Pourtant, le problème le plus important ne réside pas seulement dans le fait que lire les périodiques et sites scientifiques (plaisir, certes, mais qui fait intégralement parti du métier de prof de Sciences), préparer évaluations, réaliser les corrections, mettre en ligne des documents… nécessite bien plus de 5 h par semaine.
Calcul sur un coin de table: j'ai, cette année, 13 classes représentant 330 élèves. Statistiquement, je dois bien faire un minimum de 2,5 évaluations par trimestre, soit 825 copies à corriger. Par copie, je passe environ 5 minutes (au minimum, cela doit bien faire rire Cratès, qui doit bien multiplier cela par 5, au bas mot!) soit 69 h environ de correction par trimestre. Si je compte 12 semaines par trimestre, on a donc 6 h par semaine rien que pour les corrections en moyenne. Rajouté à mes 30 h de présence in situ, cela nous donne 36h en moyenne par semaine (je dépasse déjà le temps de travail "légal", tiens, je vais demander des RTT!).

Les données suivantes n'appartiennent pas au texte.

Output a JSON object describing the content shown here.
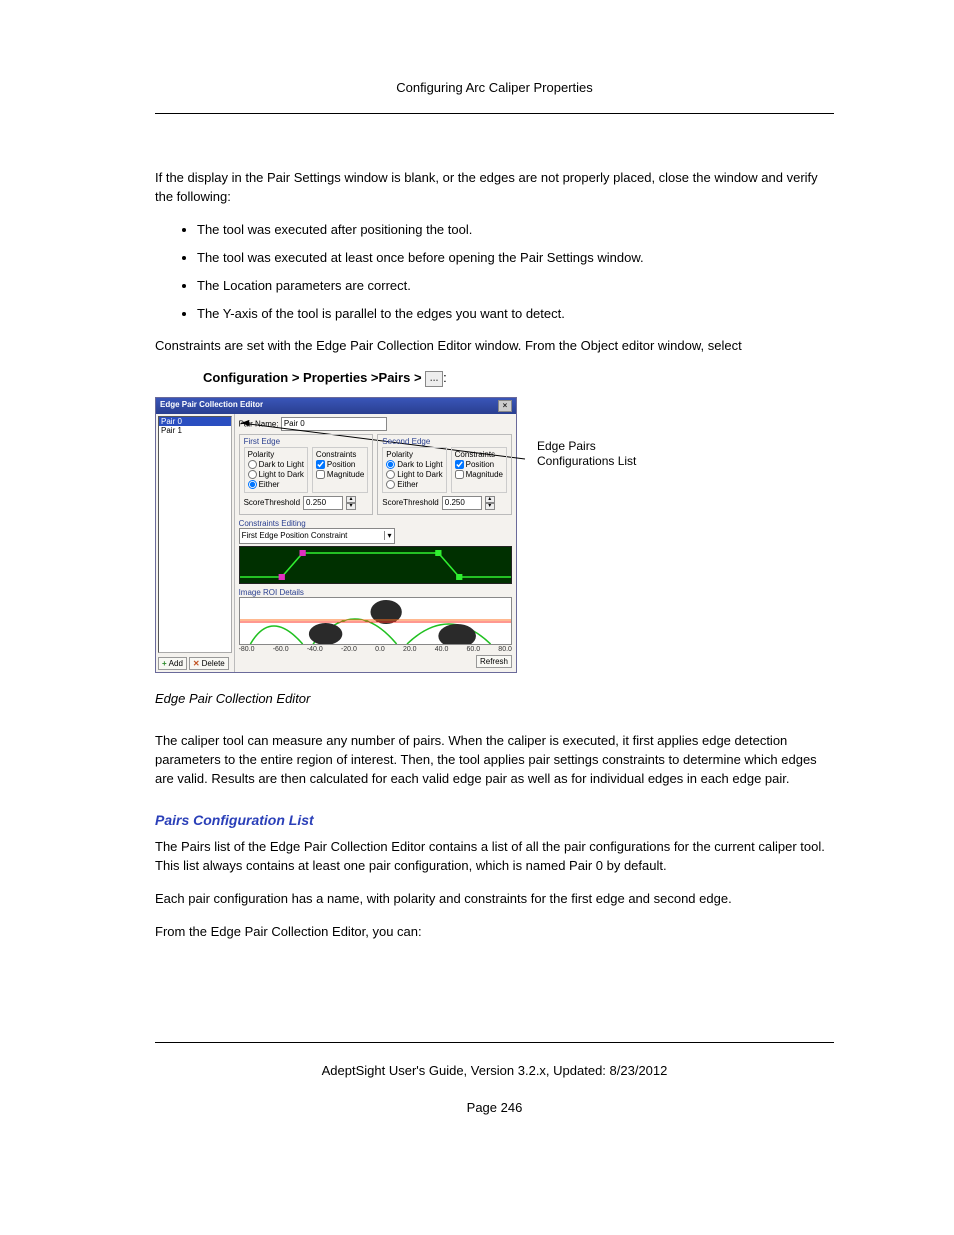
{
  "header": {
    "title": "Configuring Arc Caliper Properties"
  },
  "p1": "If the display in the Pair Settings window is blank, or the edges are not properly placed, close the window and verify the following:",
  "bullets": [
    "The tool was executed after positioning the tool.",
    "The tool was executed at least once before opening the Pair Settings window.",
    "The Location parameters are correct.",
    "The Y-axis of the tool is parallel to the edges you want to detect."
  ],
  "p2": "Constraints are set with the Edge Pair Collection Editor window. From the Object editor window, select",
  "nav_path": "Configuration > Properties >Pairs > ",
  "nav_suffix": ":",
  "callout": "Edge Pairs Configurations List",
  "caption": "Edge Pair Collection Editor",
  "p3": "The caliper tool can measure any number of pairs. When the caliper is executed, it first applies edge detection parameters to the entire region of interest. Then, the tool applies pair settings constraints to determine which edges are valid. Results are then calculated for each valid edge pair as well as for individual edges in each edge pair.",
  "sub_h": "Pairs Configuration List",
  "p4": "The Pairs list of the Edge Pair Collection Editor contains a list of all the pair configurations for the current caliper tool. This list always contains at least one pair configuration, which is named Pair 0 by default.",
  "p5": "Each pair configuration has a name, with polarity and constraints for the first edge and second edge.",
  "p6": "From the Edge Pair Collection Editor, you can:",
  "footer": {
    "guide": "AdeptSight User's Guide,  Version 3.2.x, Updated: 8/23/2012",
    "page": "Page 246"
  },
  "editor": {
    "title": "Edge Pair Collection Editor",
    "list": {
      "items": [
        "Pair 0",
        "Pair 1"
      ],
      "selected_index": 0
    },
    "add_label": "Add",
    "delete_label": "Delete",
    "pairname_label": "Pair Name:",
    "pairname_value": "Pair 0",
    "first_edge": {
      "title": "First Edge",
      "polarity_label": "Polarity",
      "opts": [
        "Dark to Light",
        "Light to Dark",
        "Either"
      ],
      "selected": 2,
      "constraints_label": "Constraints",
      "position": "Position",
      "magnitude": "Magnitude",
      "pos_checked": true,
      "mag_checked": false,
      "score_label": "ScoreThreshold",
      "score_value": "0.250"
    },
    "second_edge": {
      "title": "Second Edge",
      "polarity_label": "Polarity",
      "opts": [
        "Dark to Light",
        "Light to Dark",
        "Either"
      ],
      "selected": 0,
      "constraints_label": "Constraints",
      "position": "Position",
      "magnitude": "Magnitude",
      "pos_checked": true,
      "mag_checked": false,
      "score_label": "ScoreThreshold",
      "score_value": "0.250"
    },
    "ce_label": "Constraints Editing",
    "ce_select": "First Edge Position Constraint",
    "roi_label": "Image ROI Details",
    "axis_ticks": [
      "-80.0",
      "-60.0",
      "-40.0",
      "-20.0",
      "0.0",
      "20.0",
      "40.0",
      "60.0",
      "80.0"
    ],
    "refresh": "Refresh"
  }
}
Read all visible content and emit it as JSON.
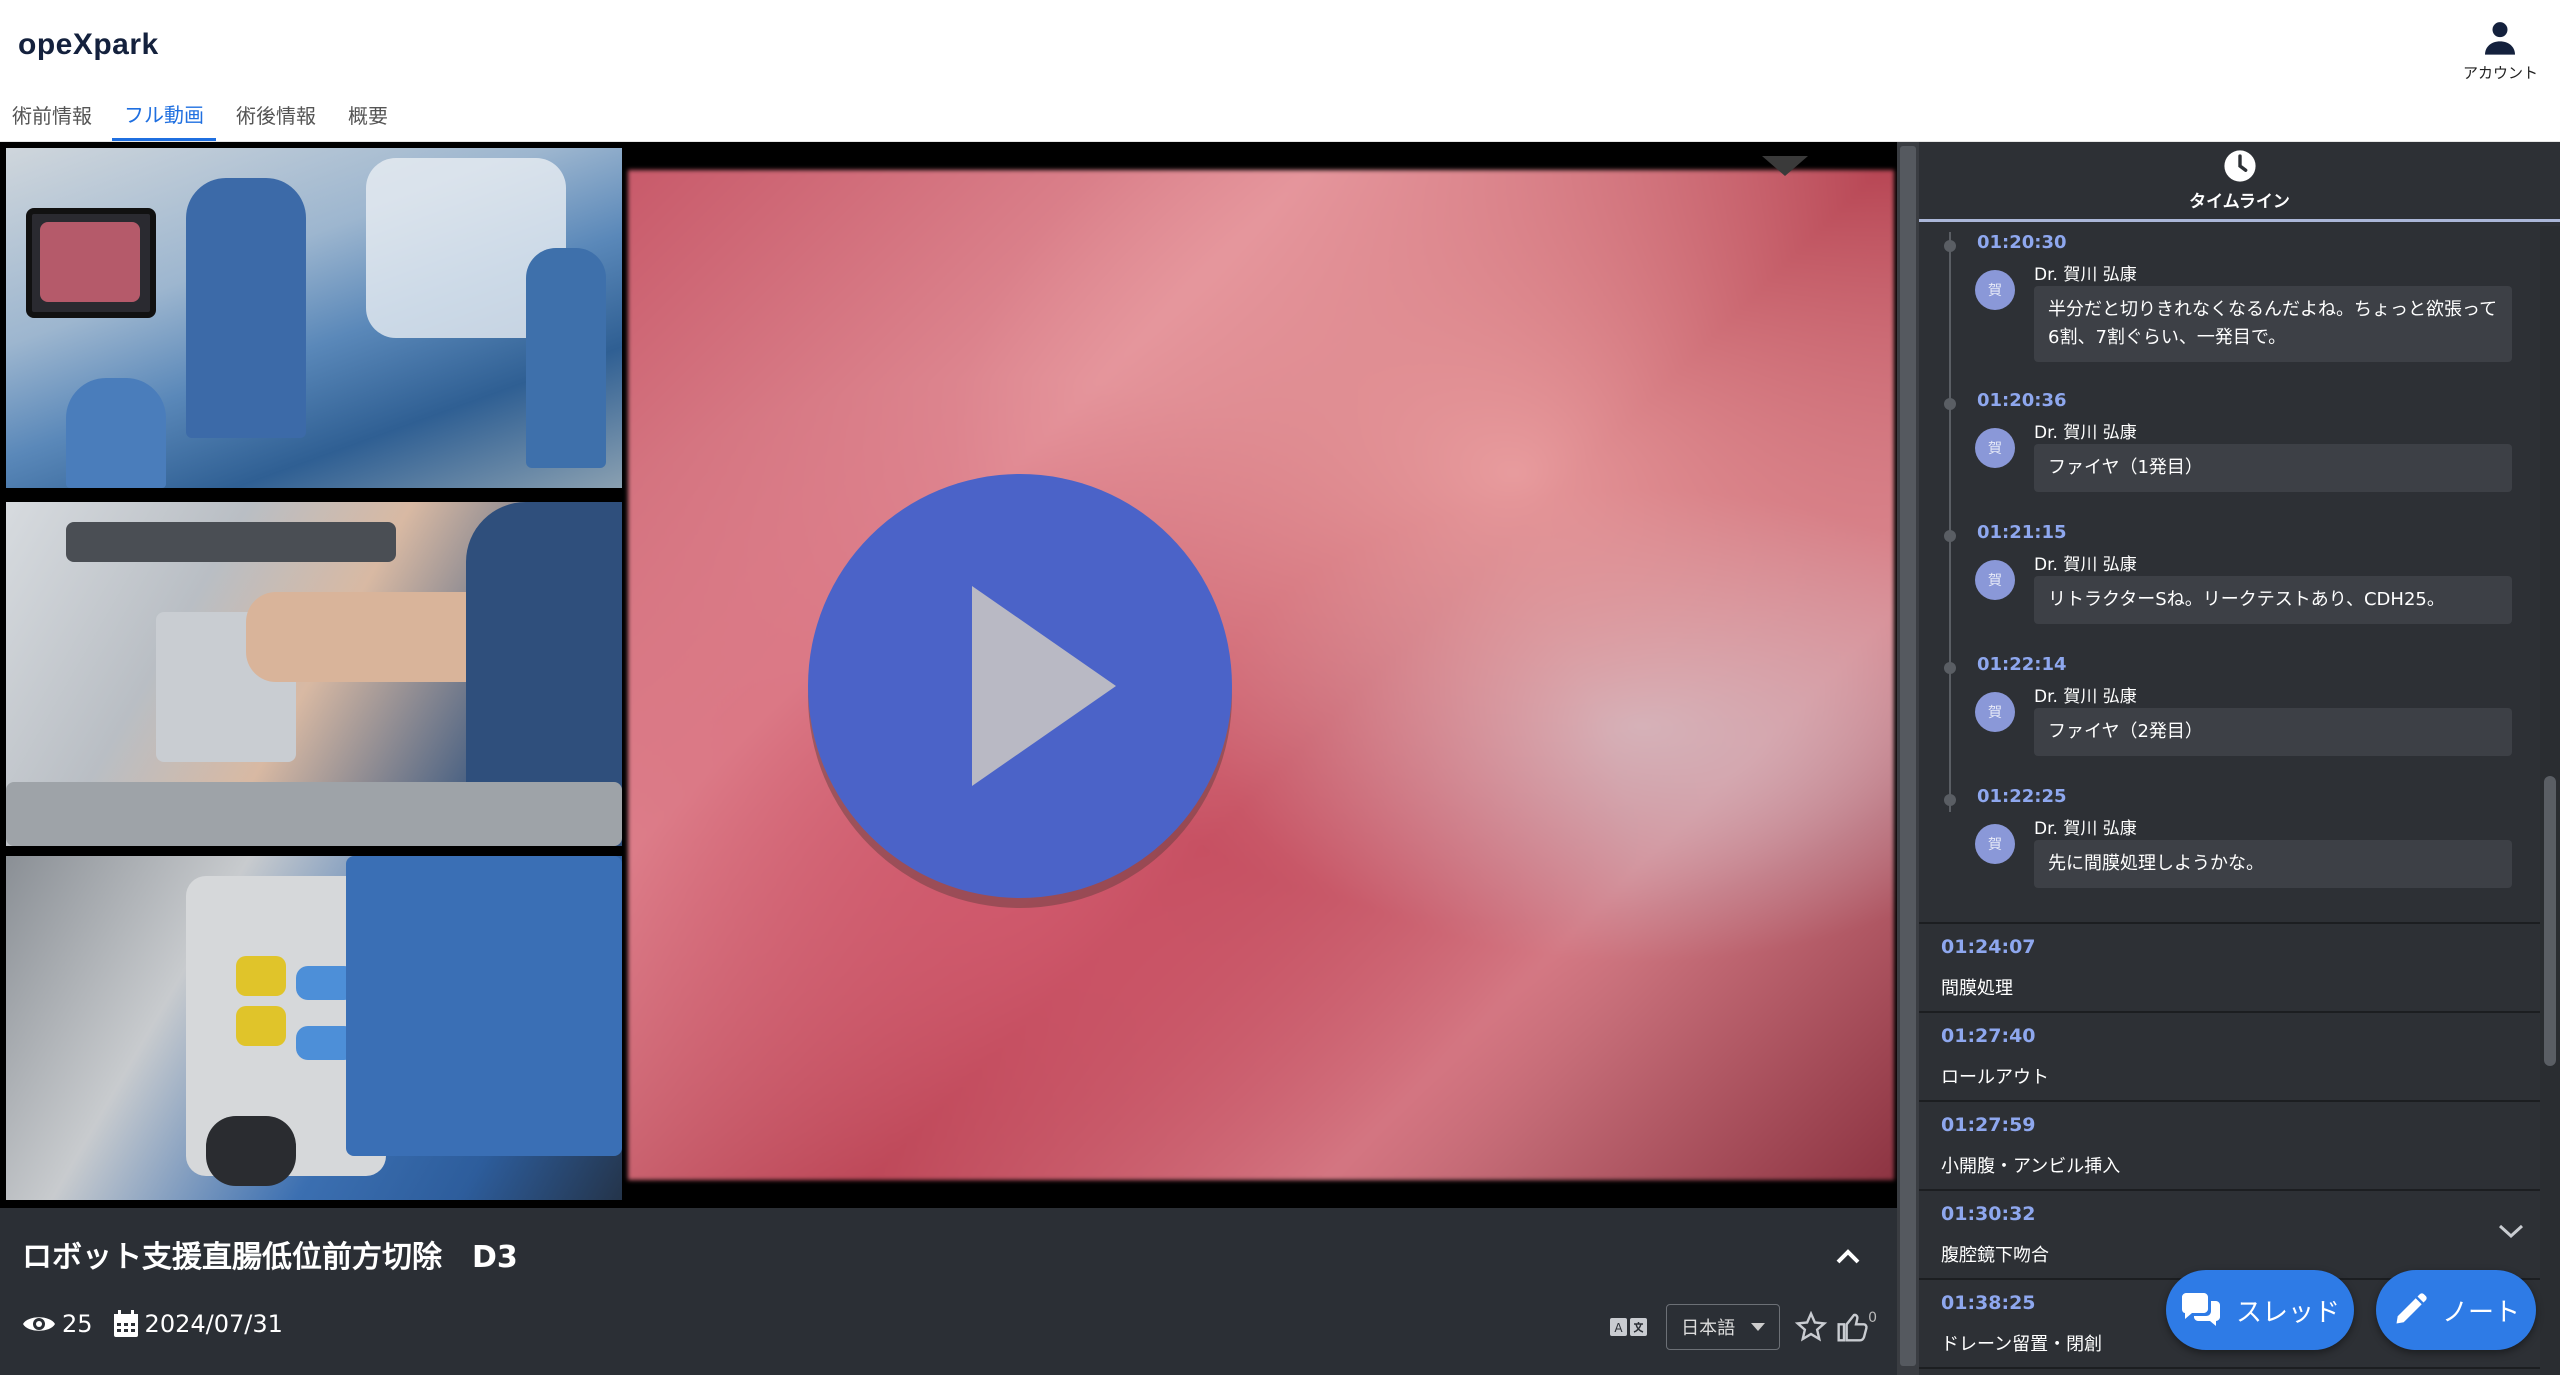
{
  "app": {
    "logo": "opeXpark",
    "account_label": "アカウント"
  },
  "tabs": [
    {
      "label": "術前情報",
      "active": false
    },
    {
      "label": "フル動画",
      "active": true
    },
    {
      "label": "術後情報",
      "active": false
    },
    {
      "label": "概要",
      "active": false
    }
  ],
  "video": {
    "title": "ロボット支援直腸低位前方切除　D3",
    "views": "25",
    "date": "2024/07/31",
    "language": "日本語",
    "like_count": "0"
  },
  "sidebar": {
    "header_label": "タイムライン",
    "comments": [
      {
        "time": "01:20:30",
        "avatar": "賀",
        "author": "Dr. 賀川 弘康",
        "text": "半分だと切りきれなくなるんだよね。ちょっと欲張って6割、7割ぐらい、一発目で。"
      },
      {
        "time": "01:20:36",
        "avatar": "賀",
        "author": "Dr. 賀川 弘康",
        "text": "ファイヤ（1発目）"
      },
      {
        "time": "01:21:15",
        "avatar": "賀",
        "author": "Dr. 賀川 弘康",
        "text": "リトラクターSね。リークテストあり、CDH25。"
      },
      {
        "time": "01:22:14",
        "avatar": "賀",
        "author": "Dr. 賀川 弘康",
        "text": "ファイヤ（2発目）"
      },
      {
        "time": "01:22:25",
        "avatar": "賀",
        "author": "Dr. 賀川 弘康",
        "text": "先に間膜処理しようかな。"
      }
    ],
    "chapters": [
      {
        "time": "01:24:07",
        "title": "間膜処理"
      },
      {
        "time": "01:27:40",
        "title": "ロールアウト"
      },
      {
        "time": "01:27:59",
        "title": "小開腹・アンビル挿入"
      },
      {
        "time": "01:30:32",
        "title": "腹腔鏡下吻合"
      },
      {
        "time": "01:38:25",
        "title": "ドレーン留置・閉創"
      }
    ]
  },
  "buttons": {
    "thread": "スレッド",
    "note": "ノート"
  }
}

Je ne parlerai même pas des premières années où l'on "construit" son cours, mais la simple préparation des documents, des interros, des keynotes, des recherches minimales nous fait exploser le plafond des 40 h...
Pourtant, ce n'est pas le noeud du problème.
Le problème réside davantage dans la négation du professeur en tant qu'individu, ce dernier ne devenant plus qu'un rouage d'un "dispositif d'enseignement". Le problème, il est dans ce que le «je» ne va plus exister. Il n’y aura plus «mon» ordinateur à «mon» bureau avec «mes» logiciels et «mes» horaires, mais un ordinateur partagé, avec des logiciels choisis par l’état, dans un local commun, pour un travail défini en équipe dont la pertinence sera, d’ailleurs, évaluée de façon collégiale et pour l’équipe enseignante entière, le tout dans un quota horaire imposé et à des heures imposées.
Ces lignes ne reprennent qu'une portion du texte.